Energy-efficiency or renewable energy projects offer environmental, operating and maintenance savings benefits, but can often be an expensive endeavor. Clean energy projects have capital costs requiring large upfront investments, followed by a long period of payback. Despite a significant return on investment, many projects do not come to fruition due to a lack of capital.
The International Facility Management Association (IFMA), in partnership with Johnson Controls, recently surveyed decision-makers from a wide variety of industries. When asked what they see as the top barrier to energy efficiency, the most common response was a lack of access to capital.
These findings suggest that alternate financing structures can make a huge impact on enabling clean energy investments. Several innovative financing models have been developed to overcome financial hurdles to support energy efficiency and renewable energy projects in buildings.
- Traditional debt: The most straightforward and historically documented approach to financing energy efficiency is a conventional loan from an institutional lender or raising bonds for public entities.
- Shared savings agreements: The shared savings model results in immediate energy savings for the owner without making a capital investment or assuming debt. The energy service company sells a portfolio of building improvements to a third party ownership company, while the owner receives the energy and operating savings, and pays a percentage back to the third party company.
- Tax-exempt lease-purchase agreement: To avoid the negative impact of energy project debt on the financer’s balance sheet, public facilities and non-profit entities can employ tax-exempt lease-purchase agreements. Payment obligations are considered an operating expense rather than a capital expense. Thus, the municipal lease is not considered a long-term debt obligation.
- Capital lease: Under a capital lease, energy-efficient equipment appears on the balance sheet as a capital asset and requires the building owner to account for depreciation.

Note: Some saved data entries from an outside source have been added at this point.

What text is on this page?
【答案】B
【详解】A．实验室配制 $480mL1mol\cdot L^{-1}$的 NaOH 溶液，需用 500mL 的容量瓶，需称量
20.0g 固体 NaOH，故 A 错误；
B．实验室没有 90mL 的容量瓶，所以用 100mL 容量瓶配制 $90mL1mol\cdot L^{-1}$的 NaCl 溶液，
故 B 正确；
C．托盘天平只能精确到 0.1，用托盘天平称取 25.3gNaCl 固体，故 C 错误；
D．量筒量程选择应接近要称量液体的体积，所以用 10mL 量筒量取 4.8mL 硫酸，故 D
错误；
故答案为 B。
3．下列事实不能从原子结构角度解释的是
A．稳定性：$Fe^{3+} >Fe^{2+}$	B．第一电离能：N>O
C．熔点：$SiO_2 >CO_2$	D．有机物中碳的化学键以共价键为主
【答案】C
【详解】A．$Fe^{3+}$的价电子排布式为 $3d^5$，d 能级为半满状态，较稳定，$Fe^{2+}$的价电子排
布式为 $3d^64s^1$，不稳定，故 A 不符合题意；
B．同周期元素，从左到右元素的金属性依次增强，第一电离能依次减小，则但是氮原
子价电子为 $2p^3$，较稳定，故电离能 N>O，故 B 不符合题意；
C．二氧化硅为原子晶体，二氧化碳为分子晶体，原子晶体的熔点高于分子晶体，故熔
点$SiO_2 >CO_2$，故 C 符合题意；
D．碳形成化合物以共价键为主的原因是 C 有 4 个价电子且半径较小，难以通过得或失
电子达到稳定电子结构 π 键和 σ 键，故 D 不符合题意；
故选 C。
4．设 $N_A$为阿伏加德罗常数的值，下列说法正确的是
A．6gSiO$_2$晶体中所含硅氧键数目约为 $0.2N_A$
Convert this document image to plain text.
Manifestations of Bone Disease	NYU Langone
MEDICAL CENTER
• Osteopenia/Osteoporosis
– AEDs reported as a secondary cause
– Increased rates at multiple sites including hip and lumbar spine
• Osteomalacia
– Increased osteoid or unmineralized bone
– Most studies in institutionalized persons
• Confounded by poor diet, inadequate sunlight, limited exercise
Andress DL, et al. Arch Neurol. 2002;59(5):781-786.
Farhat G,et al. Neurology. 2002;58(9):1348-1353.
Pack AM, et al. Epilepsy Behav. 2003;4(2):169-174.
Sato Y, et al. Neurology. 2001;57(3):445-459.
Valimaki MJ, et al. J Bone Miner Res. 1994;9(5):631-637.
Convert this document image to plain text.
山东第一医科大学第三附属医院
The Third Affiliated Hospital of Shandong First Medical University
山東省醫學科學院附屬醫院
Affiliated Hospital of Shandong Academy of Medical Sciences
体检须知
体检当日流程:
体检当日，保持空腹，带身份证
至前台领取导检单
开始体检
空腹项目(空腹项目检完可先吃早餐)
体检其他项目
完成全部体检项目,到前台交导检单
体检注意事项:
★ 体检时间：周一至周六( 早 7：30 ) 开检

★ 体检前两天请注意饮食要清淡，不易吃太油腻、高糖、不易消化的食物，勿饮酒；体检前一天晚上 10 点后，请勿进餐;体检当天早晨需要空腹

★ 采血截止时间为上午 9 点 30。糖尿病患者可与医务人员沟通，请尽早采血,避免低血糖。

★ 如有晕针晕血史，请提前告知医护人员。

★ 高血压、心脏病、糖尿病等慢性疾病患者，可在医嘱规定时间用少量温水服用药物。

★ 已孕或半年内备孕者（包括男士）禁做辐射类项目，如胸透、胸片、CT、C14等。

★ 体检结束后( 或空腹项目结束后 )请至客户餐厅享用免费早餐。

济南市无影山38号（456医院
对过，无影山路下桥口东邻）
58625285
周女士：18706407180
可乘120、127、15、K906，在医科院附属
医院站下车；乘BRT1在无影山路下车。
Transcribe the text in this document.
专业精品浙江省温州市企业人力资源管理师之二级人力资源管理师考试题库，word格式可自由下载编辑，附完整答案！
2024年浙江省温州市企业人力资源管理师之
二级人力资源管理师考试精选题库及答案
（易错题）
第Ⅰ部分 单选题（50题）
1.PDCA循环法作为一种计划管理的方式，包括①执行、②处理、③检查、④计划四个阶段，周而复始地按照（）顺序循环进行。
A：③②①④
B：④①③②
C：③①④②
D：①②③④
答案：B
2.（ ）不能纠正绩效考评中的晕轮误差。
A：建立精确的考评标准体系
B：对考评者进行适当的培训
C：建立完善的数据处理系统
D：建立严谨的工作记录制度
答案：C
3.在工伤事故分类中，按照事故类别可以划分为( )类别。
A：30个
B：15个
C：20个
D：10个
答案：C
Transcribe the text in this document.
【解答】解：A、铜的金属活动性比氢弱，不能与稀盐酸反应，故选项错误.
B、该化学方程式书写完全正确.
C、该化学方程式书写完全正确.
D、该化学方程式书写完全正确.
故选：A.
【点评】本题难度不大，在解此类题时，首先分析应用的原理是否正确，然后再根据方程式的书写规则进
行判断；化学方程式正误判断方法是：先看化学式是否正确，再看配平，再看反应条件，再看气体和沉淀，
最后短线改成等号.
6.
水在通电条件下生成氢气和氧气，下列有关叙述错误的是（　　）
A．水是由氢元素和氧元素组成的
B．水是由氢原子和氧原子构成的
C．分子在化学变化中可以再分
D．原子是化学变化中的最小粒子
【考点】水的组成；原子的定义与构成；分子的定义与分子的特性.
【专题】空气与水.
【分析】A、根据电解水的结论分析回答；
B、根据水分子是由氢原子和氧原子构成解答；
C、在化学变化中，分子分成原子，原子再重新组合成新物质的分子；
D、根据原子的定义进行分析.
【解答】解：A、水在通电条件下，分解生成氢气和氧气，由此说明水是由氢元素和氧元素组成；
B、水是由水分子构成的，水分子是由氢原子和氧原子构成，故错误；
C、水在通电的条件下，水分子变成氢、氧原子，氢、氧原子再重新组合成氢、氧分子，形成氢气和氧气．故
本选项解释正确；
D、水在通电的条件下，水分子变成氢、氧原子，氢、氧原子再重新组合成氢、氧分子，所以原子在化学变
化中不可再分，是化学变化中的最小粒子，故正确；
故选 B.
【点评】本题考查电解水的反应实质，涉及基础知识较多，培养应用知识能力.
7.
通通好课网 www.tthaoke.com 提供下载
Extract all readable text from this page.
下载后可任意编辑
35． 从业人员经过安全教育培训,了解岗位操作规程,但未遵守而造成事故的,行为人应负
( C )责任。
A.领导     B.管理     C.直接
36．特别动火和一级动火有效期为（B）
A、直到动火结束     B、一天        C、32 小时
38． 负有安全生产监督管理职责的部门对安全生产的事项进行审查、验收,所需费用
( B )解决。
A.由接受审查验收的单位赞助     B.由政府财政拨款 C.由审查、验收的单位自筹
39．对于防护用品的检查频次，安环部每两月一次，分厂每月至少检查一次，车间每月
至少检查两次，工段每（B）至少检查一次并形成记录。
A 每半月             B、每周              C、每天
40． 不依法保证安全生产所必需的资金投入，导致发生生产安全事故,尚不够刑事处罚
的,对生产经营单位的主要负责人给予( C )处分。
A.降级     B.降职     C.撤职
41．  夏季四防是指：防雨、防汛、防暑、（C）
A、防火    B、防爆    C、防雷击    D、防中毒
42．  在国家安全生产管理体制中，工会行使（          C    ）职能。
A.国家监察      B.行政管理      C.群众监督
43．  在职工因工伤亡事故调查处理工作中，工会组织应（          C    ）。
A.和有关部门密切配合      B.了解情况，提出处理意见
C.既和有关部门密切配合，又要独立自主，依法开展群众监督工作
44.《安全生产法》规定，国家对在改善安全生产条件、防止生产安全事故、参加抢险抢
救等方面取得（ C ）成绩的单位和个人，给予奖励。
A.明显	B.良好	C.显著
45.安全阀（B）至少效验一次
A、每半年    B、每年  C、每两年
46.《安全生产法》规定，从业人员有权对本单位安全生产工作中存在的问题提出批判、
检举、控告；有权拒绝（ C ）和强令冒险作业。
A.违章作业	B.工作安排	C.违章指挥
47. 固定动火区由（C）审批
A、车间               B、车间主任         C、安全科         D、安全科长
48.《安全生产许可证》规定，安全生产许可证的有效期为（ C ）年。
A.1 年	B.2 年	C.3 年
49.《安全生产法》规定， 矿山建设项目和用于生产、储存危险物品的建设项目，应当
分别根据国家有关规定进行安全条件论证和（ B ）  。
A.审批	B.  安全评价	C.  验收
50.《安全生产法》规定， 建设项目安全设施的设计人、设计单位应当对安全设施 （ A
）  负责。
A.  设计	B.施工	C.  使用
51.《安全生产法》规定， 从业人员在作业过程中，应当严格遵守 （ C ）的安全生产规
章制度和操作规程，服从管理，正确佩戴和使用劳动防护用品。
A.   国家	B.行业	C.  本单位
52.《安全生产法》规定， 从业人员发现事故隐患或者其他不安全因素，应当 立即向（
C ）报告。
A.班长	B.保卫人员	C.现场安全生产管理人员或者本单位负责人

This provides tax advantages leading to rates lower than market averages.
- Lease or bond pools: Some jurisdictions or agencies have developed funding pools to enable energy efficiency projects. By grouping together many projects over multiple sites, these pools offer lower interest rates than would be available for a single project.
- On-bill financing: On-bill financing is offered by electricity or natural gas utilities. The utility fronts the cost of the improvements and recoups it over time by incorporating loan repayment into future energy bills.
- Tax-lien financing (PACE): Under the tax-lien financing model, also known as property assessed clean energy (PACE) bonds, property owners borrow money from a municipal agency to finance the upfront cost of energy efficiency and renewable energy projects.
- Power purchase agreements: Power purchase agreements allow the business to get a known benefit from the installation of third party photovoltaic panels or a high-efficiency central heating and cooling plant in exchange for purchasing the resulting energy or chilled and heated water, respectively.
- Energy efficient mortgages: In some cases, energy efficiency investments are bundled with the financing of the property itself. Known as an energy-efficient mortgage, this solution wraps the cost of energy efficiency improvements into the cost of the property, and the borrower can generally secure financing at lower rates.